The author of right-to-try legislation is pressuring Scott Gottlieb, M.D., to implement the law in a way that weakens the FDA.
Writing to Gottlieb following the signing of the legislation by President Trump, Sen. Ron Johnson, R-Wisc., gave a blunt assessment of what he wants the law he authored to achieve.
“This law intends to diminish the FDA’s power over people’s lives, not increase it,” Johnson wrote in a letter (PDF) to Gottlieb.
Johnson applied the pressure after reading comments from Gottlieb suggesting the FDA may need to create guidelines and regulations to protect patients.
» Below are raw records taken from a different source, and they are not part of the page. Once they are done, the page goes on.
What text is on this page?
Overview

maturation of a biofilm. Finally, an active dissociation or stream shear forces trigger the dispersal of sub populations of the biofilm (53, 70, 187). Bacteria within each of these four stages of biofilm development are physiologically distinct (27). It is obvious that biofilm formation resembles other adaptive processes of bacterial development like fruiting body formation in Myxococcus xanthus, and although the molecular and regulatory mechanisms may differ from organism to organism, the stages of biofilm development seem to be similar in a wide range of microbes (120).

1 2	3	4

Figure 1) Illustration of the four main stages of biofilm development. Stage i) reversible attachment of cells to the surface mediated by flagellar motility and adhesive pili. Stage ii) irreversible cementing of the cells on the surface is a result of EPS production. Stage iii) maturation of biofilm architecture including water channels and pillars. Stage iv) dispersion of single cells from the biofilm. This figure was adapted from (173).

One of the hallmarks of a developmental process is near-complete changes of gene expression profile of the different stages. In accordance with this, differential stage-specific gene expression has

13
Talking to STAT last month, Gottlieb noted ways in which the patient protections baked into the law fall short of what the FDA would like to see. Gottlieb suggested the FDA could iron out the perceived shortcomings of the law with guidance and regulations, resulting in an approach that balances access to experimental drugs against patient protections while meeting the goals of legislators.
But to Johnson the perceived problems with the law are features, not failings. The senator wants the legislation to limit the FDA’s ability to try to protect patients—and will kick up a stink if Gottlieb tries to mitigate its effect on the agency.
“It is designed to work within existing FDA regulations, definitions and approval processes. It is not meant to grant the FDA more power or enable the FDA to write new guidance, rules or regulations that would limit the ability of an individual facing a life-threatening disease from accessing treatments,” Johnson wrote.
Johnson went on to explain the intent of key features of the legislation, including the breadth of diseases to which it applies and the limitations it places on the FDA’s ability to use data generated in right-to-try contexts in regulatory decisions. The senator wants to meet with Gottlieb to further explain the intent of the law and ensure the FDA’s implementation is consistent with this thinking.
The comments support suspicions that the law is intended to weaken the FDA. Johnson and other advocates of the legislation argued it will give hope and treatment options to patients with terminal illnesses. But their opponents saw the law as undermining the FDA and traditional drug development by encouraging patients to access experimental therapies outside of closely-monitored clinical trials.